Un constat qui se confirme d'autant plus cinq ans après. Avec ses 46 millions de ventes, Animal Crossing: New Horizons ne représente plus que quelques centaines de milliers d'exemplaires vendus chaque trimestre, le pic ayant été atteint en 2020 et 2021.
"Ca me rappelle trop une période que je veux oublier," lâche néanmoins Clara, qui a stoppé son aventure en 2022. "Une fois le Covid-19 derrière mois, me projeter dans le jeu me paraît trop compliqué. Aujourd'hui, on peut sortir comme avant, il n'y a plus de raison de s'y connecter."
"Nintendo n'a pas pris la mesure du succès du jeu"
"Il y a toujours des communautés, mais elles sont beaucoup plus restreintes aujourd'hui," précise Guillaume, qui cumule plus de 3.000 heures sur le jeu. "Il y a beaucoup moins de nouveaux, mais c'est essentiellement en raison des choix de Nintendo."
Sans doute dépassé par le succès de New Horizons, Nintendo va miser pendant longtemps sur les mises à jour saisonnières, à l'occasion de l'été, de l'automne ou de l'hiver, et qui apportent des événements limités dans le temps. La sortie, en novembre 2021, d'un patch majeur et d'une extension, Happy Home Paradise, n'a pas l'effet escompté, et il s'agit surtout du contenu développé par Nintendo sur ce jeu.
"Je pense que Nintendo n'a pas pris la mesure du succès du jeu, ou en tout cas, l'a compris trop tardivement," soutient Guillaume, "Animal Crossing: New Horizons aurait pu continuer à vivre avec des millions de joueurs s'il était devenu un jeu 'à services' avec du nouveau contenu payant ou non régulier."
Un choix étonnant, alors que le genre est devenu un moyen pour certains éditeurs de rentabiliser des développements de plus en plus coûteux, mais qui l'est moins pour Nintendo, qui a toujours été habitué à sortir ses jeux complets, ou à réaliser quelques extensions sur une période d'un an après le lancement.

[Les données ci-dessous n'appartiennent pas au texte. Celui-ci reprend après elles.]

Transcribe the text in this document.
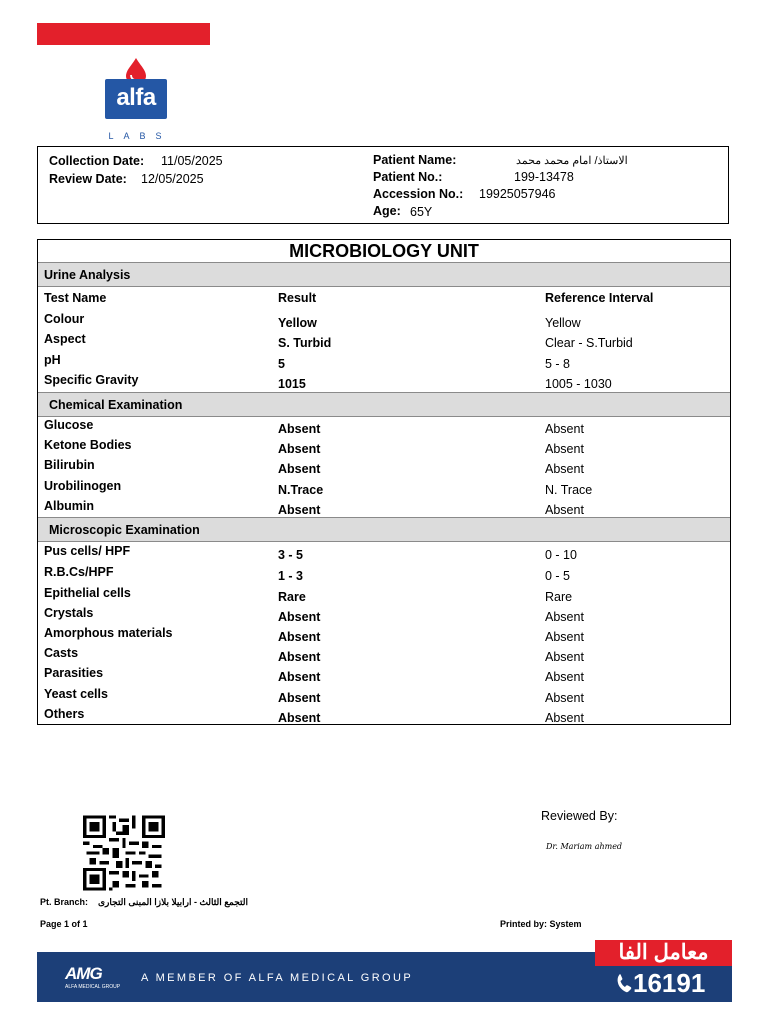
alfa
LABS
Collection Date: 11/05/2025
Review Date: 12/05/2025
Patient Name:	الاستاذ/ امام محمد محمد
Patient No.:	199-13478
Accession No.: 19925057946
Age: 65Y
MICROBIOLOGY UNIT
Urine Analysis
Test Name	Result	Reference Interval
Colour	Yellow	Yellow
Aspect	S. Turbid	Clear - S.Turbid
pH	5	5 - 8
Specific Gravity	1015	1005 - 1030
Chemical Examination
Glucose	Absent	Absent
Ketone Bodies	Absent	Absent
Bilirubin	Absent	Absent
Urobilinogen	N.Trace	N. Trace
Albumin	Absent	Absent
Microscopic Examination
Pus cells/ HPF	3 - 5	0 - 10
R.B.Cs/HPF	1 - 3	0 - 5
Epithelial cells	Rare	Rare
Crystals	Absent	Absent
Amorphous materials	Absent	Absent
Casts	Absent	Absent
Parasities	Absent	Absent
Yeast cells	Absent	Absent
Others	Absent	Absent
Pt. Branch: التجمع الثالث - ارابيلا بلازا المبنى التجارى
Page 1 of 1	Printed by: System
Reviewed By:
Dr. Mariam ahmed
AMG
ALFA MEDICAL GROUP
A MEMBER OF ALFA MEDICAL GROUP
معامل الفا
16191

"Il paraît impossible de voir Nintendo réitérer le même succès avec un nouvel épisode, car New Horizons est sorti au bon moment, sans l'avoir prévu à la base," explique Antistar, streameur et youtubeur spécialiste de Nintendo, dans le podcast Manette à Trois.
Pour Guillaume, Fanny, Clara et Julien, même si l'envie de visiter son île est moins présente qu'il y a cinq ans, celle de découvrir ce que réserve Nintendo dans le prochain épisode reste importante. Rendez-vous est donc pris.